Appena Andrea si offese decisi di cambiare discorso.
“Sai chi ho incontrato l’altro giorno per strada?”
“No, non lo so.” Rispose Andrea palesemente stizzito.
“Faccia di pesce.”
“Che cornuto!” Esclamò sorridendo sotto i baffi.
“Ti ricordi quando stavamo su quel motorino mezzo rotto, incontrammo lui e Francesca su un altro motorino che litigavano?”
“Sì, che coppia di idioti e mi ricordo pure che mi facesti scendere per far salire lei.”
“Ed io mi ricordo tutte le bestemmie che mi mandasti contro.”
“Mi lasciati con quell’idiota di faccia di pesce.”
“Pensavo che avreste potuto diventare amici.”
“Infatti, sì, avrei potuto chiedergli se l’amo è doloroso.”
Scoppiò in una grossa risata, dimenticandosi quasi subito dell’offesa. Forse, dovevo sentirmi meno superiore rispetto ad Andrea. Aveva un ingegno formidabile, solo che non riusciva a utilizzarlo nei discorsi quotidiani ed io, invece di aiutarlo quando parlavo con lui, non con l’intenzione di offenderlo, ma quasi a livello inconscio, tendevo a usare un lessico e un alfabeto per lui ostici.

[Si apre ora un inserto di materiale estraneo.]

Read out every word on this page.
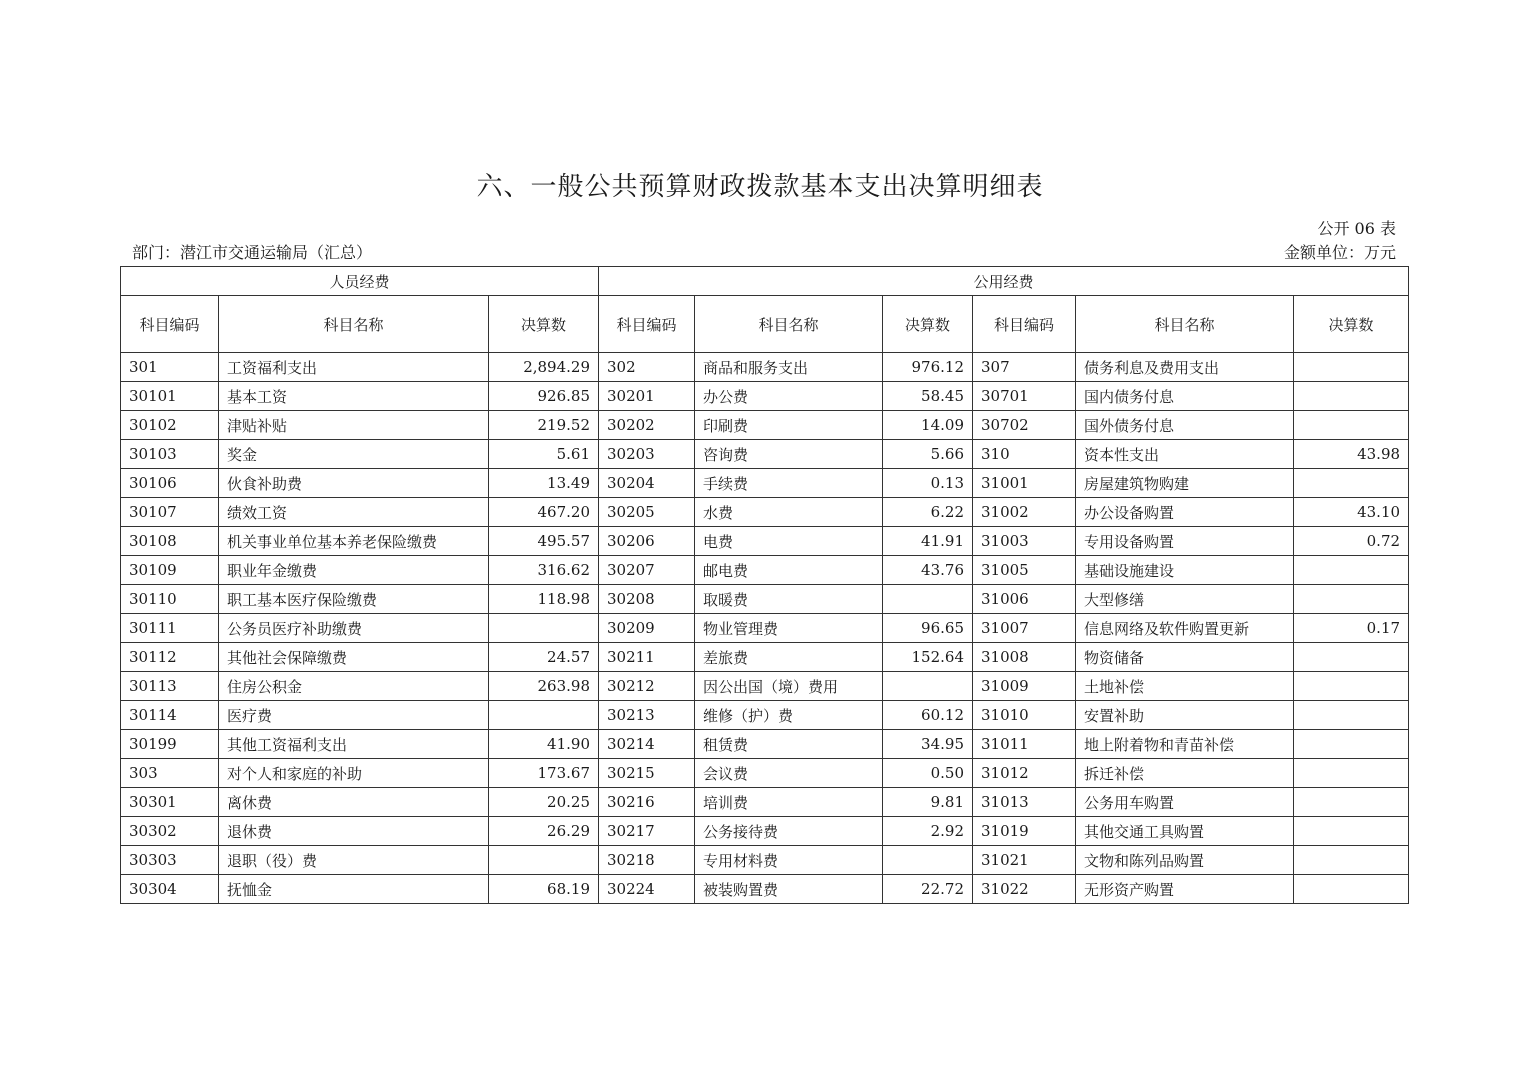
六、一般公共预算财政拨款基本支出决算明细表
公开 06 表
部门：潜江市交通运输局（汇总）	金额单位：万元
人员经费			公用经费					
科目编码	科目名称	决算数	科目编码	科目名称	决算数	科目编码	科目名称	决算数
301	工资福利支出	2,894.29	302	商品和服务支出	976.12	307	债务利息及费用支出	
30101	基本工资	926.85	30201	办公费	58.45	30701	国内债务付息	
30102	津贴补贴	219.52	30202	印刷费	14.09	30702	国外债务付息	
30103	奖金	5.61	30203	咨询费	5.66	310	资本性支出	43.98
30106	伙食补助费	13.49	30204	手续费	0.13	31001	房屋建筑物购建	
30107	绩效工资	467.20	30205	水费	6.22	31002	办公设备购置	43.10
30108	机关事业单位基本养老保险缴费	495.57	30206	电费	41.91	31003	专用设备购置	0.72
30109	职业年金缴费	316.62	30207	邮电费	43.76	31005	基础设施建设	
30110	职工基本医疗保险缴费	118.98	30208	取暖费		31006	大型修缮	
30111	公务员医疗补助缴费		30209	物业管理费	96.65	31007	信息网络及软件购置更新	0.17
30112	其他社会保障缴费	24.57	30211	差旅费	152.64	31008	物资储备	
30113	住房公积金	263.98	30212	因公出国（境）费用		31009	土地补偿	
30114	医疗费		30213	维修（护）费	60.12	31010	安置补助	
30199	其他工资福利支出	41.90	30214	租赁费	34.95	31011	地上附着物和青苗补偿	
303	对个人和家庭的补助	173.67	30215	会议费	0.50	31012	拆迁补偿	
30301	离休费	20.25	30216	培训费	9.81	31013	公务用车购置	
30302	退休费	26.29	30217	公务接待费	2.92	31019	其他交通工具购置	
30303	退职（役）费		30218	专用材料费		31021	文物和陈列品购置	
30304	抚恤金	68.19	30224	被装购置费	22.72	31022	无形资产购置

Non potevo semplicemente dirgli che mi ero innamorato di Felicita e che lei ricambiava, gli ho parlato di epidemia quando potevo benissimo dirgli che quello che si era creato con Felicita era così forte che anche quando incrociavamo un passante lui capiva che eravamo innamorati, perché proprio il maggiore indizio che fra me e Felicita ci fosse qualcosa di forte era il nostro continuo guardarci.
A volte mi sembrava di sprofondarci, negli occhi di Felicita.